Registrar of Voters Francisco Diaz outlined the draft ordinance at the meeting, saying it would impose a $1,000 contribution cap per contributor per election beginning with the 2026 cycle, include an automatic $100 increase every four years, require disclosure of contributions of $25 or more (lower than the state’s $100 cash disclosure level), mandate electronic filing and create an enforcement scheme with administrative penalties and misdemeanor criminal provisions for knowing and willful violations. Diaz also said the draft includes rules for loans, transfers between committees and aggregated contributions through intermediaries and that mandatory electronic reports would be searchable and publicly accessible.

Public commenters raised concerns about the draft. Stacy McGrady of District 1 said she worried the measure could make campaigning harder for less‑resourced candidates and alleged multiple loans to a supervisor’s prior campaign, which that supervisor disputed at the meeting, saying the entries were self‑loans and that the commenter had misread disclosures. Another caller, who identified herself as Elia, said state law already provides oversight and warned that lowering the reporting threshold to $25 could create substantial administrative work for grassroots campaigns.

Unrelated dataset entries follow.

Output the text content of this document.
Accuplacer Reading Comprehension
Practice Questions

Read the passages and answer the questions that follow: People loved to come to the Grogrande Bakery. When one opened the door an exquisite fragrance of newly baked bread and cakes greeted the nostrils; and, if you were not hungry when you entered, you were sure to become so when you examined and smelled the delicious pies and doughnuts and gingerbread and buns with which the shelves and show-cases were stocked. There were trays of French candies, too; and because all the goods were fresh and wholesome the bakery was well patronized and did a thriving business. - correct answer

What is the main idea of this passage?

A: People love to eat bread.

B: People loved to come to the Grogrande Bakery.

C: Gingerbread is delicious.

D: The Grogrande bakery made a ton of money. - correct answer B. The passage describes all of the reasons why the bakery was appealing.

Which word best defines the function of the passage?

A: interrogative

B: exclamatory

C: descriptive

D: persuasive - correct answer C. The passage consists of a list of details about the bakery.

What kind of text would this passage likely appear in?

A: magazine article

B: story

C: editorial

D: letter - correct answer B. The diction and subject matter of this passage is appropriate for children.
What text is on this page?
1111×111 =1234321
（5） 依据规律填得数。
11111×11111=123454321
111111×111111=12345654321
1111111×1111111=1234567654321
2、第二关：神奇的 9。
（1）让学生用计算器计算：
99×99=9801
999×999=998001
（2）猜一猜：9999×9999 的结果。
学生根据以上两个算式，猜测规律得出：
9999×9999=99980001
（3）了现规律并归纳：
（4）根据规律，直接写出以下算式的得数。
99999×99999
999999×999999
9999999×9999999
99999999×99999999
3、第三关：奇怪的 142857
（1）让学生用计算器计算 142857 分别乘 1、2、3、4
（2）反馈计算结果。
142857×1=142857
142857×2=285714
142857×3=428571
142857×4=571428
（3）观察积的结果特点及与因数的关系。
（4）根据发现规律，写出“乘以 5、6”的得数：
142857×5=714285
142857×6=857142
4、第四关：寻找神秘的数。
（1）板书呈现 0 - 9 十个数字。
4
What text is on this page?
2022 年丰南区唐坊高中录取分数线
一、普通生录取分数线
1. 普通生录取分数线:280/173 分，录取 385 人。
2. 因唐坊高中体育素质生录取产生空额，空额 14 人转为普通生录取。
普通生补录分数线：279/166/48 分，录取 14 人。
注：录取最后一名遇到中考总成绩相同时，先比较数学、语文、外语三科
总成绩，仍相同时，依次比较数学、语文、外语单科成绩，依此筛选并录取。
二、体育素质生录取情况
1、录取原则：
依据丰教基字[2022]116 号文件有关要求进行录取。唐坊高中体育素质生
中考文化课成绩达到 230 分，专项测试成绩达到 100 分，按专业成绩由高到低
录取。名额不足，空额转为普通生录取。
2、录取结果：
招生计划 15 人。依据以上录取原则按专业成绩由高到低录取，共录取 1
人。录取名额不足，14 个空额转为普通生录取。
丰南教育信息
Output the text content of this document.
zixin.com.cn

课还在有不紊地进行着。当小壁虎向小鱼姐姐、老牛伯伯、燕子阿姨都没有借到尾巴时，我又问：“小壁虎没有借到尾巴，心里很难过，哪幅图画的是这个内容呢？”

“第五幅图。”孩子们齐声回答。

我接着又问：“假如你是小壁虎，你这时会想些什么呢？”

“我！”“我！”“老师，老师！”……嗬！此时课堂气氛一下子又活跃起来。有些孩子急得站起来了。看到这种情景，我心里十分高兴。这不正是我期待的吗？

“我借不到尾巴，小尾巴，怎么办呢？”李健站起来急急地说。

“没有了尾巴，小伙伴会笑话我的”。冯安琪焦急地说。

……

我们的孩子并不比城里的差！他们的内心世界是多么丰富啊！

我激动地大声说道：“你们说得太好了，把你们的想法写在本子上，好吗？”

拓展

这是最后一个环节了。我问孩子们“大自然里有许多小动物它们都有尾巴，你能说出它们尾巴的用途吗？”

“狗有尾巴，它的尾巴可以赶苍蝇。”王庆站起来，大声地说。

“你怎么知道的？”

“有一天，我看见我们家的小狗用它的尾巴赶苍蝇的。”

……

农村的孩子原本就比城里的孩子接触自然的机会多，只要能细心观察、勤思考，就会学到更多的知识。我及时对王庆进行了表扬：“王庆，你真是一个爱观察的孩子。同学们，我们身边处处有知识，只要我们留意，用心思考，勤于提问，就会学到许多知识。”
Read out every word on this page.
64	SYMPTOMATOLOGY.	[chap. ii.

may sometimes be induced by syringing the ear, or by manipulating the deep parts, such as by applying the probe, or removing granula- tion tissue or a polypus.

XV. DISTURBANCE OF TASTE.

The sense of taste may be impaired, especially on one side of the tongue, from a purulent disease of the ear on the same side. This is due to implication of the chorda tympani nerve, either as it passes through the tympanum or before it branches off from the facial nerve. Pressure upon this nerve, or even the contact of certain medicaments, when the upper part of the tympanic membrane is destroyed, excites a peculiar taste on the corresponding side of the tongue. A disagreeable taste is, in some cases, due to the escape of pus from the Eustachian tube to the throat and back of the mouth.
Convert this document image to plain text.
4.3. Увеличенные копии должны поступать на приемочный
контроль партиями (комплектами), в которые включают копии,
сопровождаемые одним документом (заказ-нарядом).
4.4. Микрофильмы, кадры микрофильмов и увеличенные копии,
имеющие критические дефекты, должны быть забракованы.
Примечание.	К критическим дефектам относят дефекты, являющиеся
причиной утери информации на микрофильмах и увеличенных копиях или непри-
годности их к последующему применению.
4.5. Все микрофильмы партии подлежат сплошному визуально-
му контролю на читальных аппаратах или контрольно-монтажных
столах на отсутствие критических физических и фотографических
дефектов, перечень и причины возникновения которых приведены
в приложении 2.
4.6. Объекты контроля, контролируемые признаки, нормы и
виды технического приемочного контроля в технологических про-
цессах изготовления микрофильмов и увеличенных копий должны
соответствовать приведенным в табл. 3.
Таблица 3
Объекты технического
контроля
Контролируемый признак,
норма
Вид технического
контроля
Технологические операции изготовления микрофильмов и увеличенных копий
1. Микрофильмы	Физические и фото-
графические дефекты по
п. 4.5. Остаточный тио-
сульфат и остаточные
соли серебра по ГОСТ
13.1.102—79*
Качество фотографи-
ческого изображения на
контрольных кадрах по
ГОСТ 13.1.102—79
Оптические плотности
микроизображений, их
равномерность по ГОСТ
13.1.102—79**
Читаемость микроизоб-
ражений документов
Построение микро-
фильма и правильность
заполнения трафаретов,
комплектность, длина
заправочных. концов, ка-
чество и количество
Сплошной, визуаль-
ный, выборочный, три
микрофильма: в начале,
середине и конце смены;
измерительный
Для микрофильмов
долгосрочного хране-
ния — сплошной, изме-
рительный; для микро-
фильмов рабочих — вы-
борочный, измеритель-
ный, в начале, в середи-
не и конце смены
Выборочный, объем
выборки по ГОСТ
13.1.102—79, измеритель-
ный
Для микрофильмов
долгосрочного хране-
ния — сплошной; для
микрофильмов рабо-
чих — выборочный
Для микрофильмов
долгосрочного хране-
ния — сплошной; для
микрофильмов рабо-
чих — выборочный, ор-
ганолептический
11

Board members traded views over several practical and legal questions: whether the county could effectively restrict independent expenditures or “packs” under federal and state law, how to treat self‑funding candidates, whether lowering the disclosure threshold would create an undue administrative burden for small donors and candidates without easy electronic access, and how enforcement functions would be allocated. County staff said terminals and staff assistance are available for candidates who lack computers, and staff noted the draft places some administrative enforcement with the Registrar of Voters while criminal enforcement would remain the district attorney’s responsibility.

An initial motion to approve the ordinance as presented failed on a 2‑3 roll call. After further deliberation, a motion to send a revised draft back to county counsel — changing the $1,000 figure to $2,500 and removing the self‑funding trigger in the draft — passed 3‑2. The board directed staff to return with the amended ordinance for a second reading. No final ordinance was adopted during the meeting; the board will consider the revised draft at a future meeting.

The debate underscored two recurring tradeoffs in local reform efforts: lowering individual contribution limits and disclosure thresholds can increase transparency and reduce perceived special‑interest influence, but it can also impose additional reporting burdens and may not affect independent expenditures, which are generally protected under federal First Amendment precedent.